NETTALI.COM - L’économiste et banquier d’affaires Seydina Alioune Ndiaye estime que le Sénégal doit désormais envisager une restructuration de sa dette publique pour retrouver des marges de manœuvre budgétaires. Invité du « Grand Jury » de la RFM ce dimanche 31 mai 2026, il a dressé un diagnostic alarmant de la situation financière du pays.

Selon lui, le poids croissant du service de la dette limite fortement la capacité de l’État à financer ses politiques publiques. « Nos ressources sont très limitées. On ne peut pas continuer à prendre 90 à 93 % de certaines ressources pour les affecter au paiement de la dette alors que les urgences sociales se chassent les unes les autres », a-t-il déclaré.

Pour l’économiste, la priorité ne doit pas être uniquement le respect des échéances financières, mais aussi la préservation de la capacité de l’État à investir dans les secteurs sociaux et productifs.

Seydina Alioune Ndiaye estime que les difficultés actuelles traduisent un ralentissement préoccupant de l’activité économique. « Depuis deux ans et demi, le pays est bloqué », a-t-il affirmé, estimant que cette situation est aujourd’hui reconnue par plusieurs observateurs et rapports économiques.
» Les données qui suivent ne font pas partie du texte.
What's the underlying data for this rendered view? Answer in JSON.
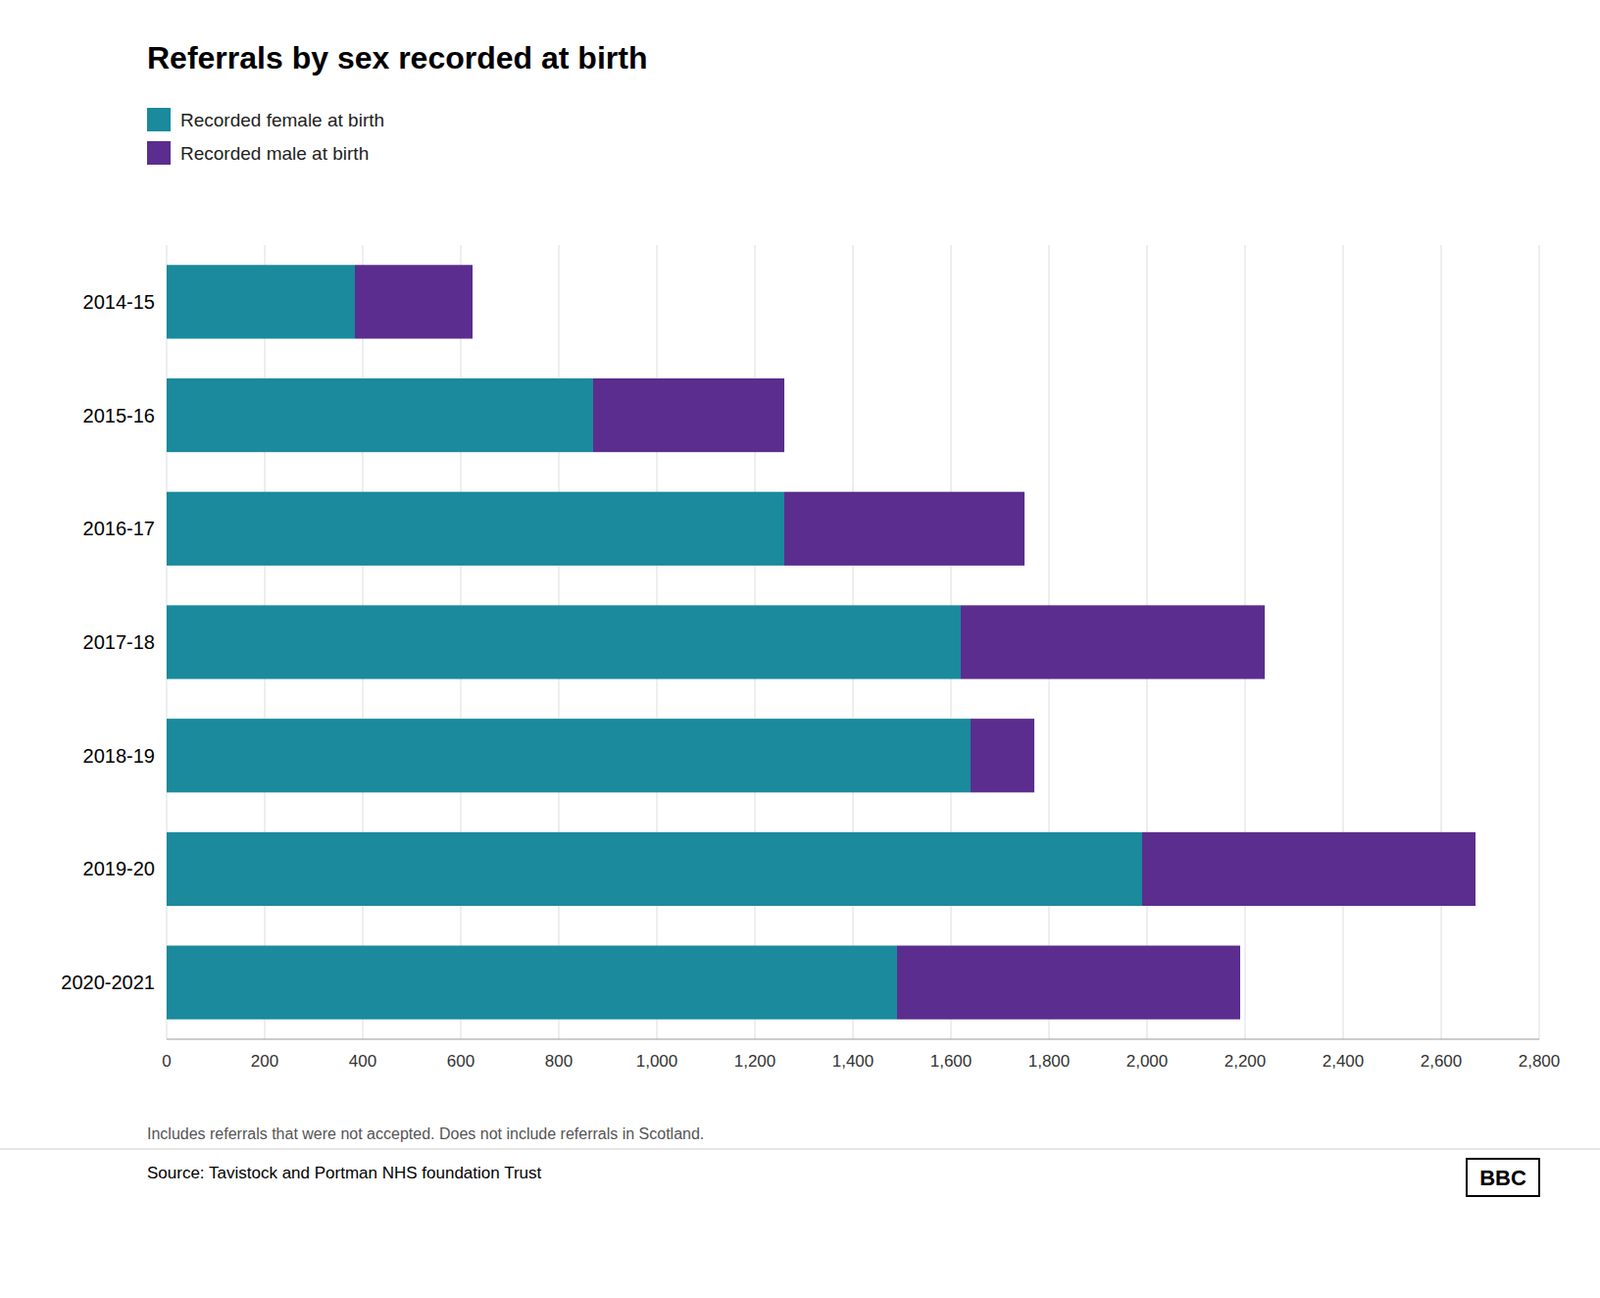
{
  "chart_data": {
    "type": "bar",
    "orientation": "horizontal",
    "stacked": true,
    "title": "Referrals by sex recorded at birth",
    "categories": [
      "2014-15",
      "2015-16",
      "2016-17",
      "2017-18",
      "2018-19",
      "2019-20",
      "2020-2021"
    ],
    "series": [
      {
        "name": "Recorded female at birth",
        "color": "#1a8a9c",
        "values": [
          384,
          870,
          1260,
          1620,
          1640,
          1990,
          1490
        ]
      },
      {
        "name": "Recorded male at birth",
        "color": "#5b2d8e",
        "values": [
          240,
          390,
          490,
          620,
          130,
          680,
          700
        ]
      }
    ],
    "xlim": [
      0,
      2800
    ],
    "xticks": [
      0,
      200,
      400,
      600,
      800,
      {
        "value": 1000,
        "label": "1,000"
      },
      {
        "value": 1200,
        "label": "1,200"
      },
      {
        "value": 1400,
        "label": "1,400"
      },
      {
        "value": 1600,
        "label": "1,600"
      },
      {
        "value": 1800,
        "label": "1,800"
      },
      {
        "value": 2000,
        "label": "2,000"
      },
      {
        "value": 2200,
        "label": "2,200"
      },
      {
        "value": 2400,
        "label": "2,400"
      },
      {
        "value": 2600,
        "label": "2,600"
      },
      {
        "value": 2800,
        "label": "2,800"
      }
    ],
    "grid": true,
    "legend": "upper left",
    "annotations": [
      "Includes referrals that were not accepted. Does not include referrals in Scotland.",
      "Source: Tavistock and Portman NHS foundation Trust",
      "BBC"
    ]
  }
}
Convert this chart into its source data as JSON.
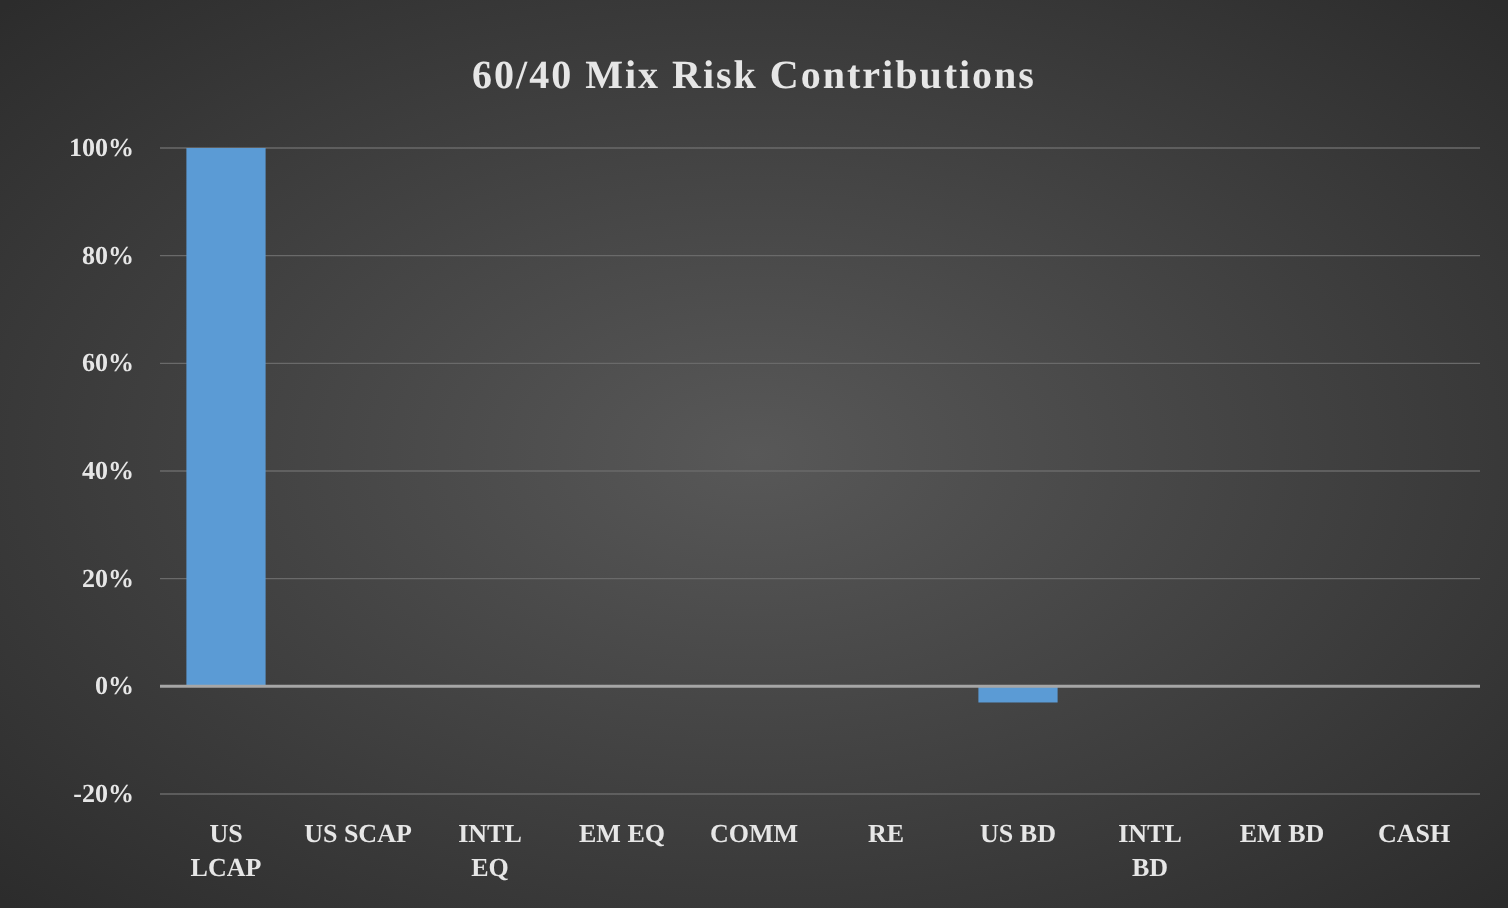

Face à ce constat, il juge qu’une restructuration de la dette devient inévitable. « Pour nous, il n’y a pas d’autre voie. Il faut restructurer la dette. Absolument », a-t-il insisté.

Pour étayer son analyse, l’économiste a détaillé les montants que le Sénégal devra rembourser au cours des prochains mois : Juin 2026 : environ 580 milliards FCFA ; Juillet 2026 : environ 633 milliards FCFA ; Août 2026 : environ 318 milliards FCFA ; Septembre 2026 : environ 414 milliards FCFA ; Novembre 2026 : environ 345 milliards FCFA ; Décembre 2026 : environ 69 milliards FCFA.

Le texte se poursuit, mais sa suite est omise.